Figure 7. Leptin and insulin induce WAT browning.

a–c) 8 week-old mice were administered leptin IP and a) daily body weights recorded, b–c) ingWAT and BAT extracted for b) analysis of Ucp-1 gene expression, c) histology and immunohistochemistry; C57BL/6 mice were administered vehicle as a control. d–g) 8 week-old C57BL/6 mice were ICV infused vehicle, insulin (3 mU/day), leptin (4.8 μg/day) or insulin + leptin and d) body weights monitored, e–f) BAT and ingWAT extracted for e) gene expression analyses, f) histology and immunohistochemistry, and g) energy expenditure assessed. h–j) C57BL/6 mice were subjected to sham or ingWAT bilateral denervations (6-OHDA) and ICV infused with insulin + leptin and h) body weights, i) BAT and ingWAT Ucp-1 expression and j) energy expenditure monitored. k–m) C57BL/6 mice were implanted with bilateral intra-ARC cannulas and infused with vehicle, insulin (3 mU/day) + leptin (4.8 μg/day) or insulin + leptin + PI3K inhibitor (PI3Ki; LY294002, 5 μg/day). k) Daily body weights were recorded (insert: intra-ARC cannula placement) and ingWAT extracted for l) analysis of Ucp-1 gene expression, m) histology and UCP-1 immunohistochemistry. n–p) Pomc-Cre mice were bilaterally injected with rAAV-hSyn-DIO-hM3D(Gq)-mCherry into the ARC. Contralateral ingWAT depots were sham operated or denervated and the mice administered vehicle or CNO (1.5 mg/kg/day, IP) and ingWAT processed for n) in situ morphology, o) gene expression p) histology and immunohistochemistry.
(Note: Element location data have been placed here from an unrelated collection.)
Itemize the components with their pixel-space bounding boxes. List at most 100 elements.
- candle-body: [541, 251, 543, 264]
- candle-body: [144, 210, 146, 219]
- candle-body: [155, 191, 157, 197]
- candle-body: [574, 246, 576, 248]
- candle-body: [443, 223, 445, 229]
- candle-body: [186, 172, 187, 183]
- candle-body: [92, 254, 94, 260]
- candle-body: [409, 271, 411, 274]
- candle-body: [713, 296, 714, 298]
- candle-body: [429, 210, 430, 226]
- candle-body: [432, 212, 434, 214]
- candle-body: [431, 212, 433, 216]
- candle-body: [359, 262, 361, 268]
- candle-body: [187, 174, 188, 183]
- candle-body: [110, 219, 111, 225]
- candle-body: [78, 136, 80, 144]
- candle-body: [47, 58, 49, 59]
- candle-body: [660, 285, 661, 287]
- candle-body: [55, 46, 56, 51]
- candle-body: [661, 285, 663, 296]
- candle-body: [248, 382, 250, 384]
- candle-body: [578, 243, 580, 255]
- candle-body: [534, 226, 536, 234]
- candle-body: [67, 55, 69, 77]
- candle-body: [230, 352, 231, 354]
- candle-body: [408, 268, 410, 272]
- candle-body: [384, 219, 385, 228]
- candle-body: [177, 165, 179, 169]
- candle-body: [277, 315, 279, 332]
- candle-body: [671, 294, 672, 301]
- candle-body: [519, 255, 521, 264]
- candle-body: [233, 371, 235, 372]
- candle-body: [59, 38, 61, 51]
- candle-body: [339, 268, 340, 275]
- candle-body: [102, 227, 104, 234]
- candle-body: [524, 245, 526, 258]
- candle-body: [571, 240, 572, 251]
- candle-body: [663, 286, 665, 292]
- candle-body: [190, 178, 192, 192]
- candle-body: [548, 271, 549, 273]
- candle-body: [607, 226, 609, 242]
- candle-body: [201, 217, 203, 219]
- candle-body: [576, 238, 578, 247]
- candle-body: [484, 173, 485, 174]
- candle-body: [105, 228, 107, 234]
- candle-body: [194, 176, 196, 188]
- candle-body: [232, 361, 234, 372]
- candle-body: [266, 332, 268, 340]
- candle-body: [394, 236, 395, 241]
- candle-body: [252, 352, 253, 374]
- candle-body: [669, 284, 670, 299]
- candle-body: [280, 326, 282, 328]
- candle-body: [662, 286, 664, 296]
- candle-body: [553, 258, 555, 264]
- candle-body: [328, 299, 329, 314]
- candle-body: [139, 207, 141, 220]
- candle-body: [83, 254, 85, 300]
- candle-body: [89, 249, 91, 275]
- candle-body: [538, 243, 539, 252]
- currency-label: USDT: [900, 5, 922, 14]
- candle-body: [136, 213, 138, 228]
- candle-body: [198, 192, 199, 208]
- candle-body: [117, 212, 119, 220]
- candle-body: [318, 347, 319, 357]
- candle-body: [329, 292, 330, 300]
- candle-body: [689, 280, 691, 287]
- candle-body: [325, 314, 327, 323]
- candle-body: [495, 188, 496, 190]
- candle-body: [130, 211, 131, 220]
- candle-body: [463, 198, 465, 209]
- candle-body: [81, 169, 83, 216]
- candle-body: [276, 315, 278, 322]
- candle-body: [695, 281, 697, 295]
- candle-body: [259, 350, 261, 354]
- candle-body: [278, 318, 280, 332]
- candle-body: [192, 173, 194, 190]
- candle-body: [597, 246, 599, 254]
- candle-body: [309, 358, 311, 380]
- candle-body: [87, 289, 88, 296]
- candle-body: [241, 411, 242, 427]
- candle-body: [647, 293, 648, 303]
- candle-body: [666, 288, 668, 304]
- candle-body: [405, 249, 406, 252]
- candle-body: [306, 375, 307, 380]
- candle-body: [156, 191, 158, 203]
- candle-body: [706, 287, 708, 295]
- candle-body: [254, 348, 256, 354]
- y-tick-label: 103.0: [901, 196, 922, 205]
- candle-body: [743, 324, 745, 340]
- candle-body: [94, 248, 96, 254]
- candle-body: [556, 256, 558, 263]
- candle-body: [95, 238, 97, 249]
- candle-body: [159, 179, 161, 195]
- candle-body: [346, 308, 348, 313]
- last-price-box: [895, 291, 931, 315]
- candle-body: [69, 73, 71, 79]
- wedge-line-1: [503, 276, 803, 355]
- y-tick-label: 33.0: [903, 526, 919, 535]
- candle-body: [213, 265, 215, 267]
Data are means ± SEM and are representative of 3 independent experiments; significance determined using a, d, h, j) two-way ANOVA, or b, e, g, i, k, l, n, o) one-way ANOVA. d) * corresponds to leptin (L) or L/insulin (I) v/s vehicle (V); ^# L/I versus L. h) * corresponds to L/I v/s V; ^# L/I sham v/s denervated. k) * corresponds to L/I, or L/I + PI3Ki v/s V; ^# L/I v/s L/I + PI3Ki.